What if something about the behavior of magnets and magnetic fields
and ferrite cores and magnetic domains and all that causes some
unexpected phenomenon that releases energy from unknown or
unanticipated sources? Perhaps Steorn discovered an anomaly and in
order to cash in on it, they adopted their approach rather than
simply publishing it. It is not essential to this, at all, that they
understand the anomaly.
But, as I wrote, "highly unlikely." But experiment is king. If the
anomaly is shown, they will have indeed made a major discovery, of an
anomaly, at least, and then is the anomaly worth exploring?
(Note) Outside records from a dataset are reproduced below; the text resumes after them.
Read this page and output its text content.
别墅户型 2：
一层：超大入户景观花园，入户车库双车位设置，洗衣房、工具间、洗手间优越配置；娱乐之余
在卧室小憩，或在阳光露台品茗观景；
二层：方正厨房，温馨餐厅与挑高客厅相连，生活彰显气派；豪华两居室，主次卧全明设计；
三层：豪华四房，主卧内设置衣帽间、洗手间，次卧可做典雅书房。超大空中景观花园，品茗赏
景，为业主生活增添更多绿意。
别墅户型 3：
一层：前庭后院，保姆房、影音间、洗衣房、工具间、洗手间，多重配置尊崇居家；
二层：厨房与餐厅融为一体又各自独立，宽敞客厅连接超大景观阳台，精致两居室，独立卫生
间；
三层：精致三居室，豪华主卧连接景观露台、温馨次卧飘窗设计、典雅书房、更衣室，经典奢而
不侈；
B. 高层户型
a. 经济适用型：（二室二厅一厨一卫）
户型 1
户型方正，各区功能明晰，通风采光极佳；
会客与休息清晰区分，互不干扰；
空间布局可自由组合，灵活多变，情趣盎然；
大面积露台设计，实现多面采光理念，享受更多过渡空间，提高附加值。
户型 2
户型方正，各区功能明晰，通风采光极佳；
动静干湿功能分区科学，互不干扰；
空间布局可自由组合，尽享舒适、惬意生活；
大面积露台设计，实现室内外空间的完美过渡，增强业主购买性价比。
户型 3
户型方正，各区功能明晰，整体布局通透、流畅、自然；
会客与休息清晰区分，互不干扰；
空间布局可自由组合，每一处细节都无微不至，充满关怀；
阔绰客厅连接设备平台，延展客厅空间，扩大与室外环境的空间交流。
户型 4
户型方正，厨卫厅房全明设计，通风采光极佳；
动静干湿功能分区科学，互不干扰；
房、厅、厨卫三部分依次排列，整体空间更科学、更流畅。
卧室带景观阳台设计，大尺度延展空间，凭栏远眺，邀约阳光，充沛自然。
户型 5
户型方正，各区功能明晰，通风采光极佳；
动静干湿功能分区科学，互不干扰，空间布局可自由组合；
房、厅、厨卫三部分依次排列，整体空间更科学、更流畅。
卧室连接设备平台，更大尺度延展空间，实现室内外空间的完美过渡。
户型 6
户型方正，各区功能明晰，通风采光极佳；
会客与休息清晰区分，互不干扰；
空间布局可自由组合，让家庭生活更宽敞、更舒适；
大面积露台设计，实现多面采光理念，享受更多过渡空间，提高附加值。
Scientifically, yes, absolutely, until it is explained and the
explanation is proven to be more than just an alternative hypothesis,
and assuming that the anomaly is significant in amplitude, and is replicable.
It is an entirely separate question whether or not there is enough
energy over-unity to be of practical use. Hence demands for a
self-running demo are excessive, as to the ultimate issues, that
transcend whether or not Steorn are scammers, or legally milking
this. But if it is true that there is twice as much energy going into
rotational inertia than into heat, some commercial application, if
only for heating!, would seem possible.
Hence I do, in fact, think that puffery is highly likely, that claims
of Sean for 2:1 are based on extrapolation and imagination, not
actual experiment, properly analyzed. Same thing with the Szabo
motor, which seems quite similar in certain ways.
But, indeed, we will see the next act in this play in a few days.
What rabbit will the author pull out of the hat?